Judgment affirmed in part, reversed in part and cause remanded.


1.   R.C. 2505.07 states that “[a]fter the entry of a final order of an administrative * * * board, * * * the period of time within which the appeal shall be perfected, unless otherwise provided by law, is thirty days.”

2.   R.C. 3319.16 provides that “[a]ny teacher affected by an order of termination of contract may appeal to the court of common pleas of the county in which the school is located within thirty days after receipt of notice of the entry of such order.”

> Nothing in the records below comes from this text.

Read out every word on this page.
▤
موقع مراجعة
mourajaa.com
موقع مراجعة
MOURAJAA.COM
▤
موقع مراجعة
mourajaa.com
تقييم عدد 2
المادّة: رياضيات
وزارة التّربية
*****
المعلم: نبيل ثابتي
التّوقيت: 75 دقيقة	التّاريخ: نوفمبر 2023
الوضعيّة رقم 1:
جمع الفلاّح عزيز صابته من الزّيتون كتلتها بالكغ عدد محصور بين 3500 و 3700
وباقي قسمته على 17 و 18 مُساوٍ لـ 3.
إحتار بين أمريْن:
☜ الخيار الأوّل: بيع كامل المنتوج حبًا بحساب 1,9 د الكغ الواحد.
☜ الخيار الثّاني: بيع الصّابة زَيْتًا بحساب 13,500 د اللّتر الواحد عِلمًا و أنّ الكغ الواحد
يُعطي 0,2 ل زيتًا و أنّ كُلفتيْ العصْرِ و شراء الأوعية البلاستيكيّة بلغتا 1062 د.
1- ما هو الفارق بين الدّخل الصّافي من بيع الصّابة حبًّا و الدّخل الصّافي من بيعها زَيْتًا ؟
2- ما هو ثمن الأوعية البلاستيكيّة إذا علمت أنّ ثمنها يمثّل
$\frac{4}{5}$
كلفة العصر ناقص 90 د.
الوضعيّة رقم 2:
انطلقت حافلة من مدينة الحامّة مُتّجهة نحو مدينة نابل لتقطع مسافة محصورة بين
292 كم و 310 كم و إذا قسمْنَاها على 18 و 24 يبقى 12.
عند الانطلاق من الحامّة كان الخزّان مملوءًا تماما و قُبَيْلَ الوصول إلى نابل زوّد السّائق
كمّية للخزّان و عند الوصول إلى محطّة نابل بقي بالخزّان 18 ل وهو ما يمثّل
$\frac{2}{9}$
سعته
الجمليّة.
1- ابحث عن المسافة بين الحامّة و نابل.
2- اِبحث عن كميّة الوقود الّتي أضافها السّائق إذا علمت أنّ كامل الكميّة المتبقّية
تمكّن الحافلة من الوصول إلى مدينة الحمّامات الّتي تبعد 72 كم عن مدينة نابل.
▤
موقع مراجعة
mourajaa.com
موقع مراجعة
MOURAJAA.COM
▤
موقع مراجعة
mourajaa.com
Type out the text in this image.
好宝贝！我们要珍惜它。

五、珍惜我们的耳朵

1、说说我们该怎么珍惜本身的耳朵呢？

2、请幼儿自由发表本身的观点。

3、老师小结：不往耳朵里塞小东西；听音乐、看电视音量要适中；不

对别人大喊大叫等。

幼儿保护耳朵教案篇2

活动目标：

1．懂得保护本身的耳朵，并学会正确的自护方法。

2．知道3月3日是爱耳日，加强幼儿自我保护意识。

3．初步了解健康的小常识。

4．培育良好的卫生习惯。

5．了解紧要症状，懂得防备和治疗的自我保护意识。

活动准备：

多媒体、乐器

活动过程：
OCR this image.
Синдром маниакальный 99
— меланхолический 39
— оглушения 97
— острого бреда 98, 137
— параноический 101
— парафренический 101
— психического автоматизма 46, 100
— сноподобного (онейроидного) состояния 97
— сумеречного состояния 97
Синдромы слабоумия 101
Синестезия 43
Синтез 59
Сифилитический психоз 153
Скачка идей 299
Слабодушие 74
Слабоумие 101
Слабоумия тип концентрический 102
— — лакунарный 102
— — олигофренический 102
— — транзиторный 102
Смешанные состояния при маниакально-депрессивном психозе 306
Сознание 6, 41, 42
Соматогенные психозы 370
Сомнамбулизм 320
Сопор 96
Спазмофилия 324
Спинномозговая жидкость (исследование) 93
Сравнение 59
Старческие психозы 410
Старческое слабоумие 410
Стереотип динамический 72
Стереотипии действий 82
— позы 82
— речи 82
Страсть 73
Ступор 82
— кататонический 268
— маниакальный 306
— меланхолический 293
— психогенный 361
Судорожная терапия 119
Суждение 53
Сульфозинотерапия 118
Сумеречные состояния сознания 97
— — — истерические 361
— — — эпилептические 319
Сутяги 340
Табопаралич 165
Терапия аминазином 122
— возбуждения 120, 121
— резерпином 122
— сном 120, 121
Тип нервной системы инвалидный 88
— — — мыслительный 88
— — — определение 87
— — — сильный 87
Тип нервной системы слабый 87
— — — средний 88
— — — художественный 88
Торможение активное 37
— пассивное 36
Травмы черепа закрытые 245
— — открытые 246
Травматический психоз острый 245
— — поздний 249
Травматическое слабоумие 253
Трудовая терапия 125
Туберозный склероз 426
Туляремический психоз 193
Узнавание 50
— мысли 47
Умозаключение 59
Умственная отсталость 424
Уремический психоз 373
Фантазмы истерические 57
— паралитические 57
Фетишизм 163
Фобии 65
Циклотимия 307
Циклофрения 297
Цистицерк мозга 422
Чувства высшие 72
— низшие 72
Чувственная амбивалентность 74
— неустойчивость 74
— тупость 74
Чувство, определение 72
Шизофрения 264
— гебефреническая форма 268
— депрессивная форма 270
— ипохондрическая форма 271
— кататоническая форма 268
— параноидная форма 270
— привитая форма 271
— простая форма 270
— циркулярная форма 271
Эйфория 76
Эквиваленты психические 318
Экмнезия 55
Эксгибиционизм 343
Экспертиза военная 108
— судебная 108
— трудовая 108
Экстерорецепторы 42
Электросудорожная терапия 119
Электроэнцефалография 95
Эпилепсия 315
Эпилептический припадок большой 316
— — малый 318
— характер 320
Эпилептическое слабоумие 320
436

3.   R.C. 2506.01 provides that “every final order, adjudication, or decision of any * * * board * * * of any political subdivision of the state may be reviewed by the court of common pleas of the county in which the principal office of the political subdivision is located as provided in Chapter 2505 of the Revised Code, except as modified by this chapter.* * * ”   See, also, In re Carlisle Ridge Village (1968), 15 Ohio St.2d 177, 44 O.O.2d 150, 239 N.E.2d 26 (unless conflicting with R.C. Chapter 2506, provisions of R.C. Chapter 2505 apply to the perfection and notice of an administrative appeal).

4.   This section, which applies to limited-contract teachers, states that “[n]otwithstanding section 2506.04 of the Revised Code, the court in an appeal under this division is limited to the determination of procedural errors and to ordering the correction of procedural errors and shall have no jurisdiction to order a board to reemploy a teacher, except that the court may order a board to reemploy a teacher * * * when the court determines that evaluation procedures have not been complied with pursuant to division (A) of section 3319.111 * * * or the board has not given the teacher written notice on or before the thirtieth day of April of its intention not to reemploy the teacher * * *.   Otherwise, the determination whether to reemploy or not reemploy a teacher is solely a board's determination and not a proper subject of judicial review and, except as provided in this division, no decision of a board whether to reemploy or not reemploy a teacher shall be invalidated by the court on any basis, including that the decision was not warranted * * * by any statement given pursuant to division (G)(2) of this section.* * * ”

5.   {¶ a} The general standard of review for administrative appeals under R.C. 2506.04 provides that the common pleas court may find that the board's decision “is unconstitutional, illegal, arbitrary, capricious, unreasonable, or unsupported by the preponderance of substantial, reliable, and probative evidence on the whole record.   Consistent with its findings, the court may affirm, reverse, vacate, or modify the order, adjudication, or decision, or remand the cause to the officer or body appealed from with instructions to enter an order, adjudication, or decision consistent with the findings or opinion of the court.  * * * ”{¶ b} Nothing in the record indicates that the CBA reserves the more limited standard of the superseded R.C. 3319.11.   If, on remand, evidence is presented that the CBA has reserved the R.C. 3319.11 review standard, then that standard of review will apply.

6.   R.C. 3319.16 provides for the school board's review of its decision to terminate a teacher's contract, including the requirements of a full hearing, with the presentation of evidence, compulsory process and cross-examination of witnesses, and the stenographic recording of the proceedings.